Of course this is a problematic view, and there killer arguments against it. For instance, hallucinations. However, naïve realists can still come back and say that you are talking about cases of “misapprehension”, where you don’t really perceive the world directly anymore. That does not mean you “weren’t perceiving the world directly before.” But here the naïve realist has simply not integrated the argument in a rational way. If you need to explain hallucinations as “failed representations of true objects” you don’t, anymore, need to in addition restate one’s previous belief in “perceiving the world directly.” Now you end up having two ontologies instead of one: Inner representations and also direct perception. And yet, you only need one: Inner representations.
Analogously, I would describe your argument as naïve functionalist realism. Here you first see a certain function associated to an experience, and you decide to skip the experience altogether and simply focus on the function. In itself, this is reasonable, since the data can be accounted for with no problem. But when I mention LSD and dream, suddenly that is part of another category like a “bug” in one’s mind. So here you have two ontologies, where you can certainly explain it all with just one.
Namely, the green is a particular qualia, which gets triggered under particular circumstances. Green does not refer to the wavelength of light that triggers it, since you can experience it without such light. To instead postulate that this is in fact just a “bug” of the original function, but that the original function is in and of itself what green is, simply adds another ontology which, when taken on its own, already can account for the phenomena.

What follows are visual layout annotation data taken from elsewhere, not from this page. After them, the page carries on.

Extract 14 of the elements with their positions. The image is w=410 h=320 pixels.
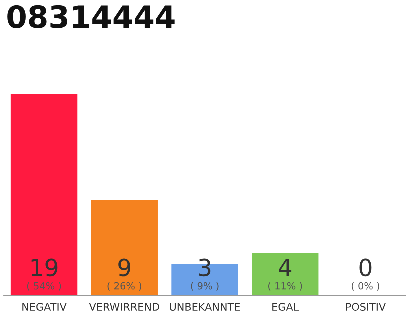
- data-label: 4 ( 11% ): [268, 259, 302, 291]
- x-tick-label: UNBEKANNTE: [170, 303, 240, 312]
- x-tick-label: VERWIRREND: [89, 303, 160, 311]
- bar: [91, 200, 158, 296]
- bar: [252, 254, 319, 296]
- x-tick-label: NEGATIV: [22, 303, 67, 312]
- chart-title: 08314444: [8, 5, 175, 28]
- bar: [10, 94, 78, 296]
- x-tick-label: EGAL: [272, 303, 300, 312]
- data-label: 3 ( 9% ): [191, 258, 219, 291]
- x-tick-label: POSITIV: [346, 303, 386, 312]
- data-label: 0 ( 0% ): [352, 258, 380, 291]
- data-label: 9 ( 26% ): [108, 258, 142, 291]
- data-label: 19 ( 54% ): [27, 258, 62, 291]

No, it is much more simple than that—“green” is a wavelength of light, and “the feeling of green” is how the information “green” is encoded in your information processing system, that’s it. No special ontology for qualia or whatever. Qualia isn’t a fundamental component of the universe like quarks and photons are, it’s only encoding of information in your brain.

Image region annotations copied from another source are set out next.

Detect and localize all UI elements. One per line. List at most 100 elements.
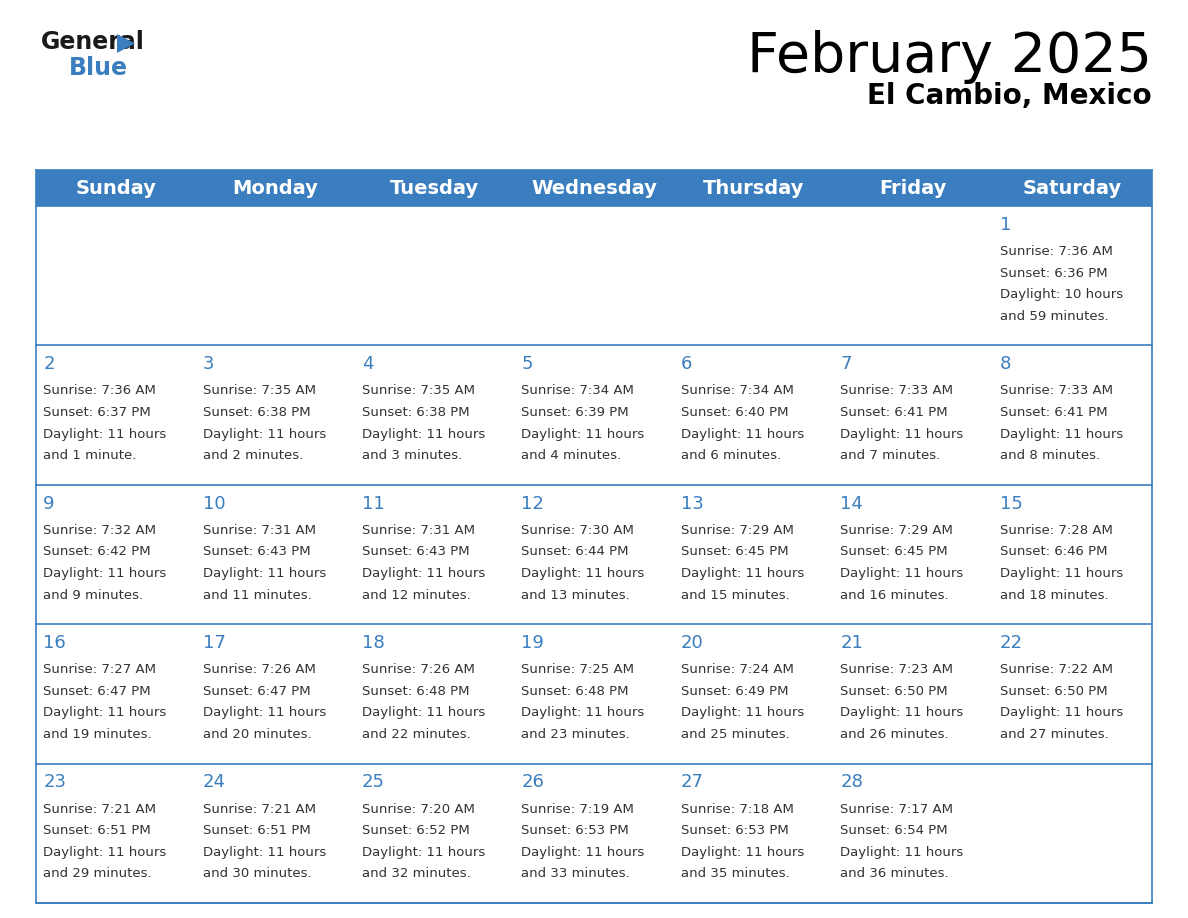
Bar: [992, 764, 1152, 903]
Text: 7: 7: [840, 355, 852, 373]
Text: and 32 minutes.: and 32 minutes.: [362, 868, 470, 880]
Text: Daylight: 11 hours: Daylight: 11 hours: [522, 428, 645, 441]
Text: Daylight: 11 hours: Daylight: 11 hours: [203, 567, 326, 580]
Bar: [992, 345, 1152, 485]
Text: February 2025: February 2025: [747, 30, 1152, 84]
Bar: [674, 764, 833, 903]
Text: 10: 10: [203, 495, 226, 512]
Text: and 12 minutes.: and 12 minutes.: [362, 588, 470, 601]
Text: 19: 19: [522, 634, 544, 652]
Bar: [196, 206, 355, 345]
Text: Sunrise: 7:29 AM: Sunrise: 7:29 AM: [840, 524, 953, 537]
Text: and 11 minutes.: and 11 minutes.: [203, 588, 311, 601]
Text: Sunrise: 7:28 AM: Sunrise: 7:28 AM: [1000, 524, 1113, 537]
Text: Sunset: 6:53 PM: Sunset: 6:53 PM: [522, 824, 630, 837]
Bar: [36, 764, 196, 903]
Text: Sunrise: 7:21 AM: Sunrise: 7:21 AM: [43, 802, 156, 815]
Bar: [514, 345, 674, 485]
Text: Sunrise: 7:32 AM: Sunrise: 7:32 AM: [43, 524, 156, 537]
Text: and 6 minutes.: and 6 minutes.: [681, 449, 781, 463]
Bar: [514, 485, 674, 624]
Bar: [833, 764, 992, 903]
Bar: [674, 345, 833, 485]
Text: Daylight: 11 hours: Daylight: 11 hours: [840, 428, 963, 441]
Text: Daylight: 11 hours: Daylight: 11 hours: [1000, 707, 1123, 720]
Text: and 59 minutes.: and 59 minutes.: [1000, 310, 1108, 323]
Bar: [355, 485, 514, 624]
Text: Sunset: 6:48 PM: Sunset: 6:48 PM: [362, 685, 469, 698]
Text: 9: 9: [43, 495, 55, 512]
Bar: [992, 624, 1152, 764]
Text: 18: 18: [362, 634, 385, 652]
Text: Daylight: 11 hours: Daylight: 11 hours: [522, 707, 645, 720]
Text: Daylight: 11 hours: Daylight: 11 hours: [1000, 567, 1123, 580]
Text: and 9 minutes.: and 9 minutes.: [43, 588, 144, 601]
Text: and 29 minutes.: and 29 minutes.: [43, 868, 152, 880]
Text: Sunrise: 7:24 AM: Sunrise: 7:24 AM: [681, 663, 794, 677]
Text: Thursday: Thursday: [703, 178, 804, 197]
Text: Sunset: 6:47 PM: Sunset: 6:47 PM: [203, 685, 310, 698]
Bar: [196, 764, 355, 903]
Text: 28: 28: [840, 773, 864, 791]
Text: 25: 25: [362, 773, 385, 791]
Bar: [514, 624, 674, 764]
Text: Daylight: 11 hours: Daylight: 11 hours: [203, 707, 326, 720]
Text: Sunrise: 7:17 AM: Sunrise: 7:17 AM: [840, 802, 953, 815]
Text: Daylight: 11 hours: Daylight: 11 hours: [840, 845, 963, 859]
Text: Daylight: 11 hours: Daylight: 11 hours: [43, 567, 166, 580]
Text: 6: 6: [681, 355, 693, 373]
Text: and 15 minutes.: and 15 minutes.: [681, 588, 790, 601]
Bar: [355, 624, 514, 764]
Text: Sunrise: 7:20 AM: Sunrise: 7:20 AM: [362, 802, 475, 815]
Text: Sunset: 6:40 PM: Sunset: 6:40 PM: [681, 406, 789, 419]
Polygon shape: [116, 34, 135, 53]
Text: Daylight: 11 hours: Daylight: 11 hours: [681, 567, 804, 580]
Text: Sunset: 6:41 PM: Sunset: 6:41 PM: [1000, 406, 1107, 419]
Text: 17: 17: [203, 634, 226, 652]
Text: General: General: [42, 30, 145, 54]
Text: Daylight: 11 hours: Daylight: 11 hours: [1000, 428, 1123, 441]
Text: Sunrise: 7:23 AM: Sunrise: 7:23 AM: [840, 663, 953, 677]
Text: Sunset: 6:54 PM: Sunset: 6:54 PM: [840, 824, 948, 837]
Text: Sunrise: 7:34 AM: Sunrise: 7:34 AM: [522, 385, 634, 397]
Bar: [674, 485, 833, 624]
Text: Saturday: Saturday: [1023, 178, 1121, 197]
Text: and 33 minutes.: and 33 minutes.: [522, 868, 630, 880]
Text: Daylight: 11 hours: Daylight: 11 hours: [522, 567, 645, 580]
Text: Sunset: 6:51 PM: Sunset: 6:51 PM: [203, 824, 310, 837]
Text: Sunrise: 7:26 AM: Sunrise: 7:26 AM: [362, 663, 475, 677]
Text: Sunset: 6:50 PM: Sunset: 6:50 PM: [1000, 685, 1107, 698]
Bar: [196, 485, 355, 624]
Bar: [36, 624, 196, 764]
Bar: [833, 624, 992, 764]
Text: 23: 23: [43, 773, 67, 791]
Text: and 16 minutes.: and 16 minutes.: [840, 588, 949, 601]
Bar: [833, 345, 992, 485]
Text: Sunset: 6:53 PM: Sunset: 6:53 PM: [681, 824, 789, 837]
Text: Sunset: 6:36 PM: Sunset: 6:36 PM: [1000, 266, 1107, 280]
Text: Sunrise: 7:26 AM: Sunrise: 7:26 AM: [203, 663, 316, 677]
Bar: [355, 206, 514, 345]
Text: Sunrise: 7:30 AM: Sunrise: 7:30 AM: [522, 524, 634, 537]
Bar: [355, 345, 514, 485]
Bar: [36, 345, 196, 485]
Text: Sunset: 6:46 PM: Sunset: 6:46 PM: [1000, 545, 1107, 558]
Text: Sunrise: 7:27 AM: Sunrise: 7:27 AM: [43, 663, 156, 677]
Text: Daylight: 11 hours: Daylight: 11 hours: [203, 428, 326, 441]
Text: Sunset: 6:45 PM: Sunset: 6:45 PM: [681, 545, 789, 558]
Text: and 26 minutes.: and 26 minutes.: [840, 728, 949, 741]
Text: Sunset: 6:48 PM: Sunset: 6:48 PM: [522, 685, 628, 698]
Text: Wednesday: Wednesday: [531, 178, 657, 197]
Text: Friday: Friday: [879, 178, 947, 197]
Text: Sunrise: 7:18 AM: Sunrise: 7:18 AM: [681, 802, 794, 815]
Text: Sunrise: 7:29 AM: Sunrise: 7:29 AM: [681, 524, 794, 537]
Text: 14: 14: [840, 495, 864, 512]
Text: Sunset: 6:47 PM: Sunset: 6:47 PM: [43, 685, 151, 698]
Text: and 8 minutes.: and 8 minutes.: [1000, 449, 1100, 463]
Text: Daylight: 11 hours: Daylight: 11 hours: [840, 567, 963, 580]
Text: Sunrise: 7:34 AM: Sunrise: 7:34 AM: [681, 385, 794, 397]
Text: Daylight: 11 hours: Daylight: 11 hours: [522, 845, 645, 859]
Text: Sunset: 6:50 PM: Sunset: 6:50 PM: [840, 685, 948, 698]
Bar: [674, 624, 833, 764]
Text: Daylight: 11 hours: Daylight: 11 hours: [362, 707, 485, 720]
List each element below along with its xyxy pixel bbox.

But yes, how reality is encoded in an information system sometimes doesn’t match the external world, the information system can be wrong. That’s a natural, direct consequence of that ontology, not a new postulate, and definitely not any other ontology. The fact that “the feeling of green” is how “green wavelength” is encoded in an information processing system automatically implies that if you perturbate the information processing system by giving it LSD, it may very well encode “green wavelength” without “green wavelength” being actually present.
In short, ontology is not the right level to look at qualia—qualia is information in a (very) complex information processing system, it has no fundamental existence. Trying to explain it at an ontological level just make you ask invalid questions.
Green is not a wavelength of light. Last time I checked, wavelength is measured in units of length, not in words. We might call light of wavelength 520nm “green” if we want, and we do BECAUSE we are conscious and we have the qualia of green whenever we see light of wavelength 520nm. But this is only a shorthand, a convention. For all I know, other people might see light of wavelength 520nm as red (i.e. what I describe as red, i.e. light of wavelength 700nm), but refer to it as green because there is no direct way to compare the qualia.